Las siguientes semanas fueron un torbellino de preparativos. Las invitaciones de boda, elegantes tarjetas de color crema con letras doradas, llegaron de la imprenta. Elena las dirigió ella misma, su mano firme.
Se reunió con sus amigas más cercanas para almorzar y darles sus invitaciones. Las aceptaron con un alivio no disimulado.
-¿Eduardo Ríos? -dijo su amiga Clara, sorprendida-. Pensé que tú y Kael estaban...
-Éramos un acuerdo de negocios -dijo Elena con calma, sorbiendo su té-. Se terminó. Es hora de que me asiente. Eduardo es un buen hombre. Mis padres habrían estado felices.
-Felices es poco decir -intervino otra amiga, Maya-. Estábamos todas tan preocupadas, Elena. La forma en que Kael paseaba a esa chica Sofía... todo el mundo hablaba.
-Todavía está obsesionado con ella -añadió Clara, bajando la voz-. Escuché que todavía está persiguiendo a las familias de esos chicos que la acosaban en la preparatoria. Arruinándolos financieramente. Todo por una ofensa que ocurrió hace más de una década.
La noticia, que una vez le habría retorcido las entrañas de celos, no significaba nada para ella ahora. Era una historia sobre un extraño.
-Ese es su asunto -dijo Elena con una pequeña sonrisa, cambiando de tema-. Ahora, díganme qué piensan de los vestidos de las damas de honor.
Volvió a casa esa noche para encontrar a Kael esperándola en la sala a oscuras. Parecía una nube de tormenta, con los brazos cruzados, su rostro sombrío.
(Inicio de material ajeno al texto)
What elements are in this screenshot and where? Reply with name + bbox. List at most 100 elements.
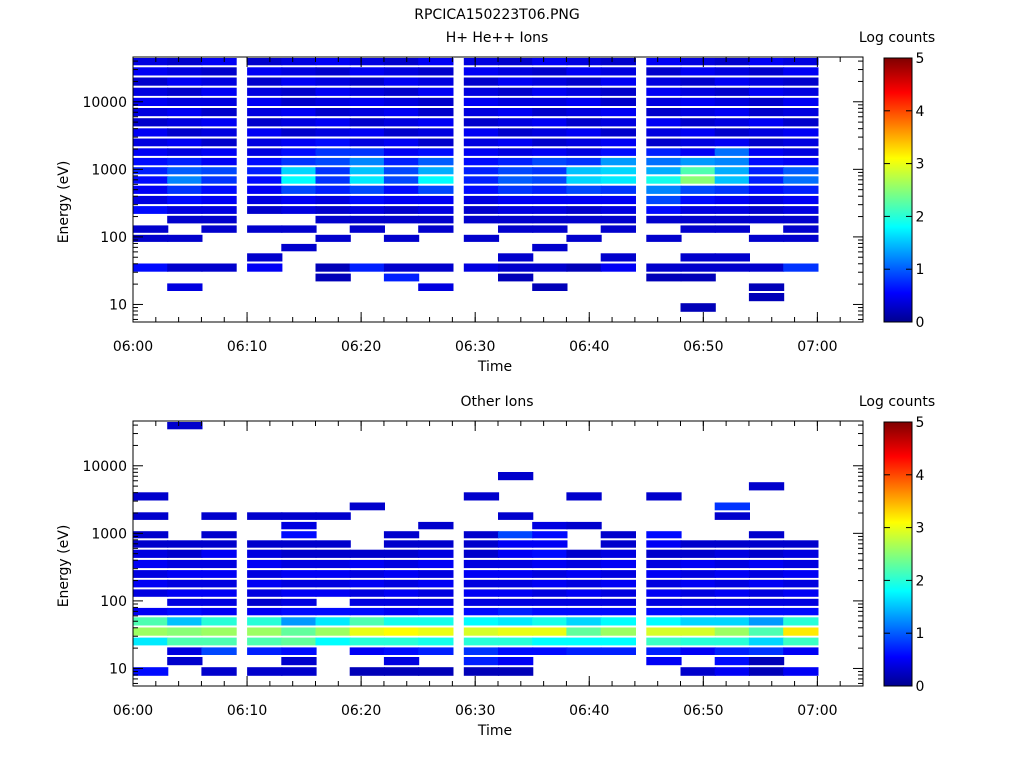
heatmap-cell: [498, 589, 534, 597]
heatmap-cell: [463, 657, 500, 666]
heatmap-cell: [783, 67, 819, 76]
heatmap-cell: [418, 206, 454, 214]
heatmap-cell: [748, 128, 785, 137]
heatmap-cell: [167, 617, 203, 626]
heatmap-cell: [498, 657, 534, 666]
heatmap-cell: [646, 118, 682, 127]
heatmap-cell: [783, 87, 819, 96]
heatmap-cell: [463, 531, 500, 539]
heatmap-cell: [247, 138, 283, 147]
heatmap-cell: [281, 118, 317, 127]
heatmap-cell: [383, 138, 420, 147]
heatmap-cell: [498, 108, 534, 117]
heatmap-cell: [418, 67, 454, 76]
heatmap-cell: [498, 647, 534, 655]
heatmap-cell: [315, 58, 351, 66]
heatmap-cell: [566, 195, 602, 205]
heatmap-cell: [167, 234, 203, 242]
heatmap-cell: [418, 607, 454, 616]
heatmap-cell: [281, 598, 317, 606]
heatmap-cell: [133, 77, 169, 86]
heatmap-cell: [748, 598, 785, 606]
heatmap-cell: [201, 67, 237, 76]
heatmap-cell: [201, 87, 237, 96]
heatmap-cell: [748, 667, 785, 676]
heatmap-cell: [418, 549, 454, 558]
heatmap-cell: [133, 225, 169, 233]
heatmap-cell: [498, 617, 534, 626]
heatmap-cell: [383, 185, 420, 194]
heatmap-cell: [783, 667, 819, 676]
heatmap-cell: [281, 540, 317, 548]
heatmap-cell: [783, 579, 819, 588]
heatmap-cell: [646, 579, 682, 588]
heatmap-cell: [349, 549, 385, 558]
heatmap-cell: [748, 549, 785, 558]
heatmap-cell: [383, 531, 420, 539]
heatmap-cell: [349, 58, 385, 66]
heatmap-cell: [247, 253, 283, 262]
heatmap-cell: [315, 627, 351, 636]
heatmap-cell: [498, 472, 534, 481]
heatmap-cell: [418, 118, 454, 127]
heatmap-cell: [646, 128, 682, 137]
heatmap-cell: [783, 617, 819, 626]
heatmap-cell: [167, 157, 203, 166]
heatmap-cell: [247, 598, 283, 606]
heatmap-cell: [418, 521, 454, 530]
heatmap-cell: [498, 58, 534, 66]
colorbar-gradient: [884, 422, 912, 686]
heatmap-cell: [498, 176, 534, 184]
colorbar-tick-label: 3: [916, 157, 925, 173]
heatmap-cell: [247, 559, 283, 569]
heatmap-cell: [646, 176, 682, 184]
heatmap-cell: [349, 589, 385, 597]
colorbar-tick-label: 0: [916, 315, 925, 331]
heatmap-cell: [167, 128, 203, 137]
heatmap-cell: [247, 512, 283, 520]
heatmap-cell: [463, 138, 500, 147]
heatmap-cell: [646, 549, 682, 558]
heatmap-cell: [247, 77, 283, 86]
heatmap-cell: [315, 87, 351, 96]
heatmap-cell: [315, 263, 351, 272]
heatmap-cell: [714, 540, 750, 548]
heatmap-cell: [532, 108, 568, 117]
heatmap-cell: [201, 540, 237, 548]
heatmap-cell: [418, 225, 454, 233]
heatmap-cell: [281, 627, 317, 636]
heatmap-cell: [748, 559, 785, 569]
heatmap-cell: [680, 77, 716, 86]
heatmap-cell: [201, 647, 237, 655]
heatmap-cell: [714, 185, 750, 194]
heatmap-cell: [201, 185, 237, 194]
heatmap-cell: [247, 157, 283, 166]
heatmap-cell: [714, 598, 750, 606]
heatmap-cell: [133, 185, 169, 194]
heatmap-cell: [600, 627, 636, 636]
heatmap-cell: [566, 118, 602, 127]
heatmap-cell: [748, 215, 785, 224]
heatmap-cell: [600, 206, 636, 214]
heatmap-cell: [167, 176, 203, 184]
heatmap-cell: [498, 167, 534, 175]
heatmap-cell: [646, 185, 682, 194]
heatmap-cell: [566, 263, 602, 272]
heatmap-cell: [566, 234, 602, 242]
heatmap-cell: [383, 570, 420, 578]
y-axis-label: Energy (eV): [56, 161, 72, 244]
heatmap-cell: [247, 549, 283, 558]
x-ticks: 06:00 06:10 06:20 06:30 06:40 06:50 07:00: [113, 57, 864, 355]
heatmap-cell: [714, 502, 750, 511]
heatmap-cell: [418, 283, 454, 291]
heatmap-cell: [646, 617, 682, 626]
heatmap-cell: [680, 627, 716, 636]
heatmap-cell: [646, 97, 682, 106]
heatmap-cell: [133, 206, 169, 214]
heatmap-cell: [600, 195, 636, 205]
heatmap-cell: [600, 637, 636, 646]
heatmap-cell: [566, 607, 602, 616]
heatmap-cell: [783, 176, 819, 184]
heatmap-cell: [281, 657, 317, 666]
heatmap-cell: [167, 87, 203, 96]
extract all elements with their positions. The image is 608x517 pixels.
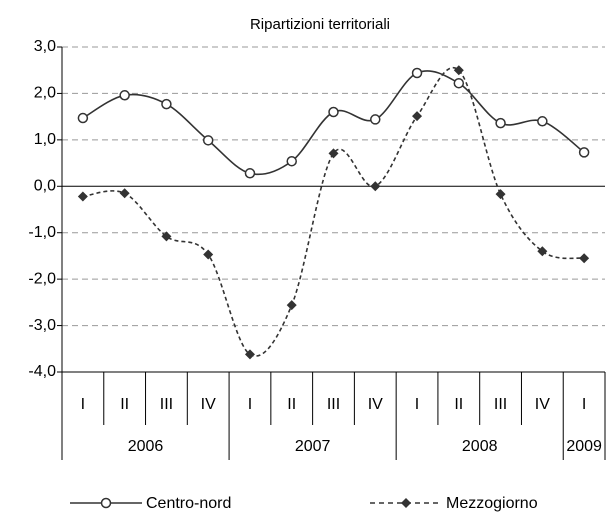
year-label: 2007	[295, 438, 331, 455]
point-marker	[244, 168, 256, 179]
point-marker	[495, 117, 506, 129]
x-tick-label: III	[494, 396, 507, 413]
x-tick-label: III	[327, 396, 340, 413]
point-marker	[119, 90, 130, 101]
series-line	[82, 70, 585, 176]
point-marker	[328, 106, 339, 118]
x-tick-label: I	[582, 396, 586, 413]
point-marker	[370, 114, 381, 125]
x-tick-label: I	[248, 396, 252, 413]
y-tick-label: 1,0	[34, 131, 56, 148]
x-tick-label: I	[415, 396, 419, 413]
x-tick-label: IV	[368, 396, 383, 413]
x-tick-label: II	[120, 396, 129, 413]
y-tick-label: -3,0	[28, 317, 56, 334]
point-marker	[244, 349, 255, 360]
point-marker	[495, 189, 506, 200]
point-marker	[286, 155, 297, 167]
point-marker	[453, 65, 464, 76]
point-marker	[412, 111, 423, 122]
point-marker	[401, 498, 411, 508]
point-marker	[578, 147, 590, 158]
point-marker	[202, 135, 214, 146]
point-marker	[119, 188, 130, 199]
point-marker	[161, 98, 172, 110]
point-marker	[453, 77, 465, 89]
point-marker	[77, 191, 88, 202]
x-tick-label: III	[160, 396, 173, 413]
y-tick-label: 2,0	[34, 85, 56, 102]
point-marker	[203, 249, 214, 260]
point-marker	[537, 246, 548, 257]
y-tick-label: -2,0	[28, 270, 56, 287]
year-label: 2006	[128, 438, 164, 455]
point-marker	[161, 231, 172, 242]
point-marker	[537, 116, 548, 127]
y-tick-label: -1,0	[28, 224, 56, 241]
chart-title: Ripartizioni territoriali	[250, 16, 390, 33]
x-tick-label: IV	[201, 396, 216, 413]
year-label: 2008	[462, 438, 498, 455]
x-tick-label: IV	[535, 396, 550, 413]
point-marker	[286, 300, 297, 311]
year-label: 2009	[566, 438, 602, 455]
point-marker	[579, 253, 590, 264]
point-marker	[328, 148, 339, 159]
x-tick-label: I	[81, 396, 85, 413]
y-tick-label: 3,0	[34, 38, 56, 55]
point-marker	[370, 181, 381, 192]
y-tick-label: 0,0	[34, 178, 56, 195]
point-marker	[77, 112, 89, 124]
x-tick-label: II	[454, 396, 463, 413]
point-marker	[411, 67, 423, 79]
y-tick-label: -4,0	[28, 363, 56, 380]
legend-label: Mezzogiorno	[446, 495, 538, 512]
x-tick-label: II	[287, 396, 296, 413]
point-marker	[100, 497, 112, 509]
legend-label: Centro-nord	[146, 495, 231, 512]
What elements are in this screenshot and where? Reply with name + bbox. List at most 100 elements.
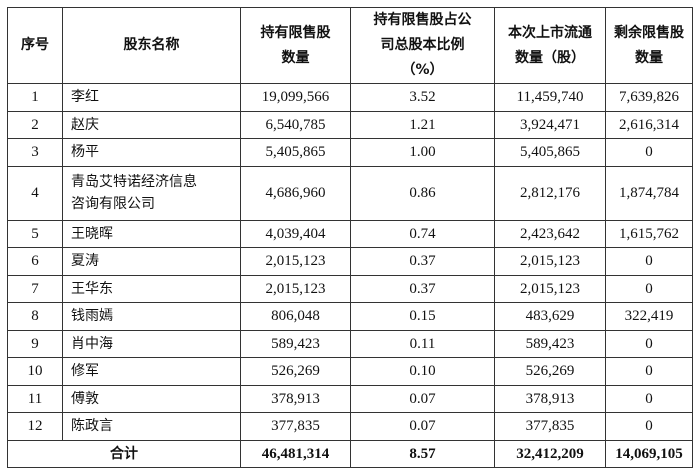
- cell-name: 肖中海: [62, 329, 241, 358]
- cell-held: 4,686,960: [240, 165, 351, 221]
- cell-held: 806,048: [240, 302, 351, 331]
- column-header: 持有限售股占公 司总股本比例 （%）: [350, 7, 495, 84]
- cell-remaining: 0: [605, 384, 693, 413]
- total-held: 46,481,314: [240, 439, 351, 468]
- cell-no: 5: [7, 219, 63, 248]
- cell-ratio: 0.74: [350, 219, 495, 248]
- cell-no: 11: [7, 384, 63, 413]
- cell-no: 6: [7, 247, 63, 276]
- cell-remaining: 2,616,314: [605, 110, 693, 139]
- cell-no: 4: [7, 165, 63, 221]
- column-header-text: 司总股本比例: [380, 37, 465, 53]
- column-header-text: 数量: [635, 49, 663, 66]
- cell-ratio: 0.86: [350, 165, 495, 221]
- cell-name: 傅敦: [62, 384, 241, 413]
- total-ratio: 8.57: [350, 439, 495, 468]
- cell-no: 8: [7, 302, 63, 331]
- table-row: 7 王华东 2,015,123 0.37 2,015,123 0: [7, 274, 693, 303]
- cell-name: 青岛艾特诺经济信息 咨询有限公司: [62, 165, 241, 221]
- cell-held: 6,540,785: [240, 110, 351, 139]
- restricted-shares-table: 序号 股东名称 持有限售股 数量 持有限售股占公 司总股本比例 （%） 本次上市流通 数量（股）…: [7, 7, 693, 468]
- cell-listed: 3,924,471: [494, 110, 606, 139]
- column-header-text: 持有限售股占公: [373, 12, 472, 28]
- column-header-text: 剩余限售股: [614, 24, 684, 41]
- cell-listed: 2,423,642: [494, 219, 606, 248]
- cell-held: 5,405,865: [240, 138, 351, 167]
- column-header: 剩余限售股 数量: [605, 7, 693, 84]
- cell-remaining: 7,639,826: [605, 83, 693, 112]
- cell-listed: 2,015,123: [494, 247, 606, 276]
- cell-remaining: 1,615,762: [605, 219, 693, 248]
- cell-name: 王晓晖: [62, 219, 241, 248]
- table-row: 12 陈政言 377,835 0.07 377,835 0: [7, 412, 693, 441]
- cell-name: 钱雨嫣: [62, 302, 241, 331]
- cell-remaining: 0: [605, 329, 693, 358]
- cell-listed: 2,812,176: [494, 165, 606, 221]
- column-header-text: （%）: [401, 62, 444, 78]
- cell-no: 2: [7, 110, 63, 139]
- cell-ratio: 0.37: [350, 247, 495, 276]
- cell-ratio: 0.11: [350, 329, 495, 358]
- cell-held: 19,099,566: [240, 83, 351, 112]
- total-row: 合计 46,481,314 8.57 32,412,209 14,069,105: [7, 439, 693, 468]
- total-label: 合计: [7, 439, 241, 468]
- cell-listed: 2,015,123: [494, 274, 606, 303]
- cell-held: 2,015,123: [240, 274, 351, 303]
- cell-listed: 526,269: [494, 357, 606, 386]
- cell-listed: 5,405,865: [494, 138, 606, 167]
- cell-no: 12: [7, 412, 63, 441]
- table-row: 10 修军 526,269 0.10 526,269 0: [7, 357, 693, 386]
- cell-ratio: 0.10: [350, 357, 495, 386]
- cell-listed: 589,423: [494, 329, 606, 358]
- column-header: 持有限售股 数量: [240, 7, 351, 84]
- cell-held: 589,423: [240, 329, 351, 358]
- cell-remaining: 322,419: [605, 302, 693, 331]
- cell-ratio: 0.07: [350, 384, 495, 413]
- cell-held: 4,039,404: [240, 219, 351, 248]
- cell-listed: 377,835: [494, 412, 606, 441]
- column-header-text: 序号: [21, 37, 49, 53]
- table-row: 8 钱雨嫣 806,048 0.15 483,629 322,419: [7, 302, 693, 331]
- cell-listed: 11,459,740: [494, 83, 606, 112]
- cell-listed: 483,629: [494, 302, 606, 331]
- cell-no: 7: [7, 274, 63, 303]
- table-row: 4 青岛艾特诺经济信息 咨询有限公司 4,686,960 0.86 2,812,176 1,…: [7, 165, 693, 221]
- total-remaining: 14,069,105: [605, 439, 693, 468]
- cell-ratio: 0.37: [350, 274, 495, 303]
- cell-held: 526,269: [240, 357, 351, 386]
- cell-name: 杨平: [62, 138, 241, 167]
- name-line: 咨询有限公司: [71, 196, 155, 212]
- column-header: 本次上市流通 数量（股）: [494, 7, 606, 84]
- cell-name: 陈政言: [62, 412, 241, 441]
- cell-ratio: 0.07: [350, 412, 495, 441]
- name-line: 青岛艾特诺经济信息: [71, 174, 197, 190]
- cell-ratio: 1.21: [350, 110, 495, 139]
- table-row: 5 王晓晖 4,039,404 0.74 2,423,642 1,615,762: [7, 219, 693, 248]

Lo ignoró y se dirigió a las escaleras.
-Elena. -Su voz la detuvo. La agarró del brazo, impidiéndole irse.
Mientras luchaba, su bolso cayó, derramando su contenido. Una invitación se deslizó por el suelo, aterrizando a sus pies.
La recogió.
-¿Qué es esto? ¿Otra gala? -Intentó un tono ligero, un puente sobre el abismo que se había abierto entre ellos-. ¿Debería mandar a limpiar mi traje?
Ella le arrebató la tarjeta de la mano.
-No estás invitado.
Él suspiró, un sonido de resignación, como si ella fuera una niña difícil.
-Elena, para ya. Sé que todavía estás enojada. Lo siento. Te lo compensaré. Lo prometo.
Estaba a punto de lanzarse a otra promesa vacía cuando su teléfono sonó. Un tono de llamada frenético y de pánico que había programado específicamente para Sofía.
-¡Kael! -gritó la voz de Sofía por el teléfono-. ¡Ayúdame! ¡Me encontraron! Los hombres de antes... ¡están tratando de matarme!
El rostro de Kael se puso blanco. Dejó todo y salió corriendo por la puerta sin mirar atrás.
Elena escuchó la dirección que Sofía había gritado: un distrito de almacenes en ruinas junto a los muelles. Una fría premonición la invadió. No se trataba de Sofía. Se trataba de Kael. Esos hombres querían vengarse de él.
Agarró sus propias llaves y lo siguió, su taxi manteniendo una distancia segura detrás del coche a toda velocidad de Kael.
Llegó a una escena de pesadilla. El almacén estaba tenuemente iluminado. Un grupo de hombres de aspecto rudo rodeaba a una aterrorizada Sofía. El líder, un hombre con una cicatriz irregular en la cara, sostenía un cuchillo en la garganta de Sofía.
-¡Valdés! -gruñó el hombre cuando Kael irrumpió-. Qué bueno que te nos unes. Arruinaste a mi familia. Ahora vas a ver cómo arruino lo que más amas.